Fortunately, the modus operandi of loading a buggy kernel driver to load a malicious kernel driver can’t just be carried out at will, so this attack trick of “bring your own bug” doesn’t give any old crook a way to implant any old malware on your computer at any old time.
The crooks do need to be administrators on your network already to use this kernel driver treachery.
- Go for defence in depth. In the Robbin Hood attack, there are many up-front steps – including loading the suspicious kernel drivers – that the crooks have to take. They need to succeed at each step to get where they want, whereas you can stop them by blocking just one of the precursors.

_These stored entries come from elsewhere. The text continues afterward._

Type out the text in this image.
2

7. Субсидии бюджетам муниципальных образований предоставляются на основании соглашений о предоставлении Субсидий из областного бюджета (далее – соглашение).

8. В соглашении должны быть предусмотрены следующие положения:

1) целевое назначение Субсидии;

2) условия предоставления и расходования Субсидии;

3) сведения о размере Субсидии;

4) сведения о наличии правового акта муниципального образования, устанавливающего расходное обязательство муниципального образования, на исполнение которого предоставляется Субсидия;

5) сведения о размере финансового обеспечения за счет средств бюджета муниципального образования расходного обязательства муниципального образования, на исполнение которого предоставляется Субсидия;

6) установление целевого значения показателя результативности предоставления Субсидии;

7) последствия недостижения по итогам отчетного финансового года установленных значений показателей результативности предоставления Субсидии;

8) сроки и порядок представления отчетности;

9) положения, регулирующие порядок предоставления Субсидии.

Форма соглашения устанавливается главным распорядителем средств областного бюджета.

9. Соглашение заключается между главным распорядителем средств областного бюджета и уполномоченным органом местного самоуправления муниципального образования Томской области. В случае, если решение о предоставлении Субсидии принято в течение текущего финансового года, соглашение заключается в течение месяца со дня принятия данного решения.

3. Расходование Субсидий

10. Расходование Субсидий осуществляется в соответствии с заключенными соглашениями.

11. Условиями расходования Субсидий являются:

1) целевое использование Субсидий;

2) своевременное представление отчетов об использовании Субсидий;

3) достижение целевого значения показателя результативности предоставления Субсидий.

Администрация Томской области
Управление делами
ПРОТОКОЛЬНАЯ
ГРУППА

- Control your entry points. In many network-wide ransomware attacks we investigate, the crooks sneak in by using remote access portals (notably Windows RDP, short for Remote Desktop Protocol) that you opened up for legitimate purposes but then forgot to secure properly.
- Prefer two-factor authentication (2FA). A lot of ransomware incursions are made possible by weak or easily-guessed passwords, or passwords that were exposed in a previous data breach. 2FA means that anyone logging in needs a one-time code that is different every time, which strengthens your protection against password-cracking attacks.
- Revisit your backup strategy. It’s tempting to rely on “live” backups that happen in real-time, such as mirroring files onto network shares or copying changed files into directly-accessible cloud storage. But today’s ransomware crooks go out of their way to find any on-line mirrors or backups you have. They either delete these backups first, or scramble them with the ransomware along with everything else. Keep off-line, off-site backups too – the crooks won’t be able to get at those.
- Watch your logs. Getting into a network, promoting yourself to administrator and probing for the security tools that are already in place almost always leaves some traces behind. In many attacks we investigate, the crooks were obvious in hindsight due to a combination of firewall alerts, account modification warnings, anti-virus detections, and more. If you aren’t going to look at your logs, you might as well not bother keeping them in the first place.
- Patch early, patch often. In this case, the crooks “brought their own bug”, but they needed to have sysamdin powers anyway. Don’t make it easy for them by leaving security holes open that help the crooks to get the leg-ups they need.